Les moyennes peuvent cacher beaucoup de choses...

Même si les effets globaux des mesures analysées qui visent à encourager le covoiturage sont limités, gardons à l’esprit que la congestion est souvent concentrée dans le temps et dans l’espace. Dans des zones fortement congestionnées, même une faible progression du covoiturage peut avoir des effets non négligeables au niveau local.

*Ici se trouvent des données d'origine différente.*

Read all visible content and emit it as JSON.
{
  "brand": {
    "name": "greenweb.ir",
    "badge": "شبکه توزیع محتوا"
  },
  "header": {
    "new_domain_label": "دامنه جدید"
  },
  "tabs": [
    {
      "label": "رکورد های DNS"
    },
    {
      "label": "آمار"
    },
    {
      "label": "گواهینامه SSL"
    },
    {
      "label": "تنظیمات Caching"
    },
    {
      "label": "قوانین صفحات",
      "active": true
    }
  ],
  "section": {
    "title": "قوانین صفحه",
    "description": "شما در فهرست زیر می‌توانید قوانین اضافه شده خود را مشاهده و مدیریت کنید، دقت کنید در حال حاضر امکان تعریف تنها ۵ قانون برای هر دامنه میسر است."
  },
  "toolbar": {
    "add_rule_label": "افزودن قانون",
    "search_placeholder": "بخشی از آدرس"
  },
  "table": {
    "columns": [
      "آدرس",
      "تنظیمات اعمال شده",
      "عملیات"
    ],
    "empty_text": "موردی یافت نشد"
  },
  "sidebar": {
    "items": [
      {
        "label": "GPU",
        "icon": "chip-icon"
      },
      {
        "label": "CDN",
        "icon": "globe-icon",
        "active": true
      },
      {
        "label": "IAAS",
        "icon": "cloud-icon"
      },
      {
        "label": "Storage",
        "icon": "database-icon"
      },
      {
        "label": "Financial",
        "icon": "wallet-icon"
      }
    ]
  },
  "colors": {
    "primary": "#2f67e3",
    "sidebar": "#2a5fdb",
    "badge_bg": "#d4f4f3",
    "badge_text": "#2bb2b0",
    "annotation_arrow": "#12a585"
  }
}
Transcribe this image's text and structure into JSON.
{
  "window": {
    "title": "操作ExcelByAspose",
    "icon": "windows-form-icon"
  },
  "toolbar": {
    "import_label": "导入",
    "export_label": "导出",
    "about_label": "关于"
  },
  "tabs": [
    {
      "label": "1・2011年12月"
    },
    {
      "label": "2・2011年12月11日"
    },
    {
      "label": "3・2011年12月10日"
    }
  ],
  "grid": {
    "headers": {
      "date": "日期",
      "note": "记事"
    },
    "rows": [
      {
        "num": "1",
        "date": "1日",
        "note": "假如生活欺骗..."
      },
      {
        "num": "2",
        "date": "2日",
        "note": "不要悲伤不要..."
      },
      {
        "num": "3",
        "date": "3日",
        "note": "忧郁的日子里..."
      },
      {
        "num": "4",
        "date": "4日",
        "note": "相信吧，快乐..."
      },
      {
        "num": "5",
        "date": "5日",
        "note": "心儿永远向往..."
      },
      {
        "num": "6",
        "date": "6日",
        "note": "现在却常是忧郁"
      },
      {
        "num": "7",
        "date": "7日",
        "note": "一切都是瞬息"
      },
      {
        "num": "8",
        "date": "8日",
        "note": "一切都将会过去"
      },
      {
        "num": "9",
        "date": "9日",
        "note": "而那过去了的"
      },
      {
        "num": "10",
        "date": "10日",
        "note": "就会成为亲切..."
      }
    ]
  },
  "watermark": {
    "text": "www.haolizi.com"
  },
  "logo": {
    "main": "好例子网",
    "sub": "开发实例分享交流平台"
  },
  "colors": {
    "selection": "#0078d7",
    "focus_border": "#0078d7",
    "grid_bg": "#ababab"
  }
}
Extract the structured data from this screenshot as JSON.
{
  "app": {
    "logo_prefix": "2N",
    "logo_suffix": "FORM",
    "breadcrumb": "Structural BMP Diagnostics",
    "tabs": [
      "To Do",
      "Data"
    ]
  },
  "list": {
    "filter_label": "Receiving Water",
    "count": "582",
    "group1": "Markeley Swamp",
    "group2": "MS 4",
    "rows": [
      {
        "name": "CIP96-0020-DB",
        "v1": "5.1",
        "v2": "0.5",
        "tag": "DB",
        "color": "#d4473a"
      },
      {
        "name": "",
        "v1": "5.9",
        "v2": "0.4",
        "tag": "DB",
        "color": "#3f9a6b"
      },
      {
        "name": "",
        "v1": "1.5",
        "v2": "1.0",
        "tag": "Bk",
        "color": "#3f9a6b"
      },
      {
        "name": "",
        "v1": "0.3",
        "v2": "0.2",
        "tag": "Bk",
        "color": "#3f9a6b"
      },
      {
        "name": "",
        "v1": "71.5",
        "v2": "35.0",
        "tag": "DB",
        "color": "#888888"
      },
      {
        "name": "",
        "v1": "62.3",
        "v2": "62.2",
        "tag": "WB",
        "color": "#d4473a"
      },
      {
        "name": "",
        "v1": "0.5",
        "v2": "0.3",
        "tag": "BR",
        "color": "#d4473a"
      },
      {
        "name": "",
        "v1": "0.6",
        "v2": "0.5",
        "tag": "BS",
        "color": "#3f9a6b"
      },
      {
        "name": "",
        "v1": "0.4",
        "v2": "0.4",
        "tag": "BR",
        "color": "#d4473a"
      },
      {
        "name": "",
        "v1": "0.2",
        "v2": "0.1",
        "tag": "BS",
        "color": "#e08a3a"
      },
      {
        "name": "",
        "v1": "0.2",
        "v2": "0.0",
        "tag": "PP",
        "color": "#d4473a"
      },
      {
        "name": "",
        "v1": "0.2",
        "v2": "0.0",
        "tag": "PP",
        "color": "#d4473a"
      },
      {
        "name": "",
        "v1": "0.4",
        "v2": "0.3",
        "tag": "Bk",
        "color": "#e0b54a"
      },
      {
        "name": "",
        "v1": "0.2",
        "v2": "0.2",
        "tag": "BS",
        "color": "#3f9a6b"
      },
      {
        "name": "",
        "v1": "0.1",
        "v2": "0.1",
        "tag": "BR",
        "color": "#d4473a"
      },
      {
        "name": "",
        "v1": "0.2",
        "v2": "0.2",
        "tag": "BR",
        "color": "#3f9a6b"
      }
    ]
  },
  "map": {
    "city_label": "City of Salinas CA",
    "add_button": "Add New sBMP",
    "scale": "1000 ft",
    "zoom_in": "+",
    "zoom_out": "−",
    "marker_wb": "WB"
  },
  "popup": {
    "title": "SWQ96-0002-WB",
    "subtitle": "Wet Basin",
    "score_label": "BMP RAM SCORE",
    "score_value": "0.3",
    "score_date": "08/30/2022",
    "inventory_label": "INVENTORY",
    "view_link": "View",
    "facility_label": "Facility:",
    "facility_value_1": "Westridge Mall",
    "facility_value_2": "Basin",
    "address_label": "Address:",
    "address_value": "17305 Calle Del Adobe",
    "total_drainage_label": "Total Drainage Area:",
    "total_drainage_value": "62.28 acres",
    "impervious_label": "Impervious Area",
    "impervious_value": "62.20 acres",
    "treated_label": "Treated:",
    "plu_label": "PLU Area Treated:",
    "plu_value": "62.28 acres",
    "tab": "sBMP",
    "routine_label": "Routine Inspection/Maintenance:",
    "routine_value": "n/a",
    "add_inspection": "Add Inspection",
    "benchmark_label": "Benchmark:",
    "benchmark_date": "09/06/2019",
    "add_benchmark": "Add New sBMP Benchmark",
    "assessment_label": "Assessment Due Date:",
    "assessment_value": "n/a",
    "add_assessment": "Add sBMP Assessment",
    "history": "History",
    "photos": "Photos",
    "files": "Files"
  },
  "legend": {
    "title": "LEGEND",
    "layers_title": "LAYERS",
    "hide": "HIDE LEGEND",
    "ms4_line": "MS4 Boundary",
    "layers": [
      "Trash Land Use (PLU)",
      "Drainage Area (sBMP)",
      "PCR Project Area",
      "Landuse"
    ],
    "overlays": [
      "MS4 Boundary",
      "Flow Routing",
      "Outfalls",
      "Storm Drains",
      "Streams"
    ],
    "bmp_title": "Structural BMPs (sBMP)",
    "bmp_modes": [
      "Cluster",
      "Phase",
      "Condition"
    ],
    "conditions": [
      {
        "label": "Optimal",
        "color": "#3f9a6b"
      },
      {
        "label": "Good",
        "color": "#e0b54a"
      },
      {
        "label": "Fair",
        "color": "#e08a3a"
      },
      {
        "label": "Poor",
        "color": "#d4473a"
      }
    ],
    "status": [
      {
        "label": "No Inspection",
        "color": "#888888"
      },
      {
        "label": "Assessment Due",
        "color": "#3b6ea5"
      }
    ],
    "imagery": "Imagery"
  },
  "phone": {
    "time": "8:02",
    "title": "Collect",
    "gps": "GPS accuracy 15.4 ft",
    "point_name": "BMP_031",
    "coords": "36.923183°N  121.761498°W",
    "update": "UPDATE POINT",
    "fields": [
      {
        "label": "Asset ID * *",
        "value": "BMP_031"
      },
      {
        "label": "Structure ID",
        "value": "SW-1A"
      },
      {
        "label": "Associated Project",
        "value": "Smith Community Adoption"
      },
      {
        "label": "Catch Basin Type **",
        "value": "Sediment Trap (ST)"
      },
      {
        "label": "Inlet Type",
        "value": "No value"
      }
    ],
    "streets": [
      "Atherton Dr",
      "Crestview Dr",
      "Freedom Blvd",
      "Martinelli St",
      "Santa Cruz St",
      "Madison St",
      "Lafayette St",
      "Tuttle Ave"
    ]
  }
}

À titre d’exemple, dans la zone métropolitaine entourant Bruxelles, la combinaison des mesures alliant la carotte et le bâton entraîne une diminution de 13 % des déplacements en voiture aux heures de pointe et une progression de 27 % de la vitesse moyenne (par rapport à une valeur actuelle d'environ 60 km/heure). Dans la zone qui entoure Anvers, les déplacements en voiture diminuent de 20 % aux heures de pointe et la vitesse augmente de 18 % (par rapport à une vitesse initiale de 60 km/heure).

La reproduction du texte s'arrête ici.